Há, portanto, nessa reflexão, um impasse que desafia a nossa própria capacidade de julgamento, conforme o julgamento se move num campo de linguagem ligado à representação. Toda tentativa de representar a realidade da violência estaria, em princípio, fadada ao fracasso, do momento em que a própria relação com a linguagem representativa já se encontra comprometida com a violência de sua submissão ao uso instrumental. É como se o exercício da violência já estivesse presente na possibilidade mesma do uso ordenado que fazemos da linguagem, em sua tentativa de denunciá-la. Para entender, portanto, o que significa servir-se da linguagem para se posicionar diante da violência de uma ordem hegemônica, cabe, antes, esclarecer que o próprio recurso da linguagem já se encontra comprometido com algum tipo de restrição normativa imposta violentamente, que, em Benjamin, identifica-se a seu uso representativo e instrumental.

Mas embora tudo pareça indicar que o uso da linguagem esteja direcionado e limitado por alguma espécie de ordenação representativa, sabemos, por outro lado, que a linguagem, por si só, não está limitada por esse modo de ordenação. A linguagem se revela antes, conforme assinala Pierre Bourdieu, como um "primeiro mecanismo formal cujas capacidades gerativas são ilimitadas", no sentido em que não há nada que não se possa dizer e que se pode dizer o nada (Bourdieu, 1982, p. 20). Se Chomsky nos lembra, por um lado, que é possível enunciar proposições absolutamente desprovidas de sentido, mantendo-se nos limites formais da gramaticalidade (vide o célebre exemplo Colourless greens sleep furiously), Frege nos ensina, por sua vez, que as palavras podem ter sentido sem comportar nenhum vínculo representativo para com o referente.

O que nos autoriza a falar, portanto, de um efeito que a psicanálise nomeia de forclusão generalizada no nível da linguagem, coextensivo ao que nela se propõe como uma "clínica universal do delírio", segundo a expressão forjada por Jacques-Alain Miller com base em Lacan, é a constatação de que o rigor formal da linguagem, quando muito, mascara, mas, na verdade, não impede o seu desvario semântico nem tampouco seu desligamento para com o referente. A língua, como sistema puramente diacrítico, não se encontra, como tal, vinculada à identidade do referente que regula seu uso na comunicação (Miller, 1996, p. 190-200).
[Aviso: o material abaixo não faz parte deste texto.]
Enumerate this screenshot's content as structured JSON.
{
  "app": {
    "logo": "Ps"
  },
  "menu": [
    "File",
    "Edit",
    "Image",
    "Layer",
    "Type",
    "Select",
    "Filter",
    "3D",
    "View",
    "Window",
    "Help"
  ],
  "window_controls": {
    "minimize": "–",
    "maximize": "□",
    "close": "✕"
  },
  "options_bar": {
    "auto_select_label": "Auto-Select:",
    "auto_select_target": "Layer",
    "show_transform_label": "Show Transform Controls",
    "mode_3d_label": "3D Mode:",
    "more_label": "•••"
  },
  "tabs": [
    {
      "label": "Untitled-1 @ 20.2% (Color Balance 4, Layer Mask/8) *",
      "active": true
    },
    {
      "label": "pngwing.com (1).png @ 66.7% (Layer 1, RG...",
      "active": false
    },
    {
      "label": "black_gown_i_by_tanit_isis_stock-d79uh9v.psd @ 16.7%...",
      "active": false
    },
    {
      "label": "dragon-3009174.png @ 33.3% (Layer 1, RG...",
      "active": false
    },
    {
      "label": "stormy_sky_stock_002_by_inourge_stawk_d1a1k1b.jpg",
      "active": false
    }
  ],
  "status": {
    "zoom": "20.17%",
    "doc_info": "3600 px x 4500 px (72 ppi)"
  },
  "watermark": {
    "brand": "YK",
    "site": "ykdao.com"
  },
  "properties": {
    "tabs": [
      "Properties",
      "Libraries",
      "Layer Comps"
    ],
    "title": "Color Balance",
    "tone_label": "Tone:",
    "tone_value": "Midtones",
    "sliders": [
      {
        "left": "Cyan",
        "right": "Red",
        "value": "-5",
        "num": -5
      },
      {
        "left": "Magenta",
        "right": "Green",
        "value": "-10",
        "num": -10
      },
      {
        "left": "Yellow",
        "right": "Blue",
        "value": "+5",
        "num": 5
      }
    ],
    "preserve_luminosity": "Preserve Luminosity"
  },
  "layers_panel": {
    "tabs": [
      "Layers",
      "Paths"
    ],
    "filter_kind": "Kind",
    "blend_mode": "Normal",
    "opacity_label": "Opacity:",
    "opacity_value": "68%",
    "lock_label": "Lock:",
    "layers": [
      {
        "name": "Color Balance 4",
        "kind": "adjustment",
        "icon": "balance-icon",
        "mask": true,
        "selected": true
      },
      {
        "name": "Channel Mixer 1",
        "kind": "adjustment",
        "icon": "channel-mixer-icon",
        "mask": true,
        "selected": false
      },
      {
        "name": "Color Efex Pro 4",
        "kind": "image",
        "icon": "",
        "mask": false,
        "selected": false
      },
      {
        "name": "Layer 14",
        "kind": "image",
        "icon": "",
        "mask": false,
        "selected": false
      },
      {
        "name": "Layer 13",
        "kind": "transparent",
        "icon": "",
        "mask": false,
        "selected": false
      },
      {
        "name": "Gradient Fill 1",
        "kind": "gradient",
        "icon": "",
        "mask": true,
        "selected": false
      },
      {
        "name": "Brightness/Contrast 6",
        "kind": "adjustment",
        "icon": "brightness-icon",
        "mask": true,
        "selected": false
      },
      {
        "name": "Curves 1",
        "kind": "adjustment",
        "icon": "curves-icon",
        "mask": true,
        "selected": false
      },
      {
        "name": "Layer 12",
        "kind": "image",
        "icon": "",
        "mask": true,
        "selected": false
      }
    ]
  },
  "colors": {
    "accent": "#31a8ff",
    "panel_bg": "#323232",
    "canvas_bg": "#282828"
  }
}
Disso resulta que a articulação representativa ou instrumental da linguagem para com o referente depende, para constituir-se, da submissão a algo que não está dado na própria linguagem, pelo qual se institui, em posição de exceção, a eficácia do significante mestre. De sorte que, quando Lacan denuncia a presença do mestre no horizonte do discurso ontológico, ali reconhece a referência ao ser como efeito de uma prescrição normativa. É preciso admitir, para se representar a realidade por meio da língua, o gesto normativo suplementar que institui, pelo significante mestre, o laço, de outro modo ausente, entre a linguagem e o referente. A ordenação representativa do referente pelo significante deriva, por conseguinte, de um princípio que só pode se exercer se não for questionado pelo sujeito. Trata-se de um princípio que deve ter inquestionavelmente razão, de cuja violência inquestionável depende a própria possibilidade de julgamento factual sobre a verdade e o erro.

 

2 Ideologia e representação

Podemos, portanto, inferir, a propósito do mecanismo de dominação ideológica, que ele é possível pelo simples fato de que toda realidade representada é invariavelmente uma realidade forçada, uma realidade, enfim, determinada por um elemento em posição de exceção que nela mesma não se deixa explicitar. Mas o que dizer então da posição que a psicanálise adota em relação ao problema da ideologia, tanto no que diz respeito à perspectiva que ela oferece para se pensar o mecanismo ideológico quanto à percepção que se tem, ou que se pode ter, da psicanálise, como prática comprometida com algum tipo de ideologia?

Digamos que, a princípio, do mesmo modo que o materialismo dialético, entendido como teoria crítica da ideologia, visa a explicitar as contradições que a ideologia oculta na representação da realidade que por ela se propõe, a psicanálise almeja, por sua vez, expor na discordância do sintoma, a verdade sonegada na relação do sujeito ao desejo, verdade de cuja sonegação depende a própria estabilidade de sua representação imaginária como Ego. Mas é preciso, antes de tudo, indagar, e esse é um dos principais pontos que eu gostaria de desenvolver aqui, por qual seria o estatuto da própria crítica da ideologia, no sentido de saber como e até que ponto essa atitude encontra-se ou não imune às relações de poder que ela visa a denunciar, assim como os meios dos quais ela dispõe para revelar a verdade que a ideologia oculta. É justamente a esse propósito que me parece pertinente convocar a psicanálise, no intuito de explicitar como se pode, por ela, interpelar tanto a ideologia quanto a crítica do discurso ideológico.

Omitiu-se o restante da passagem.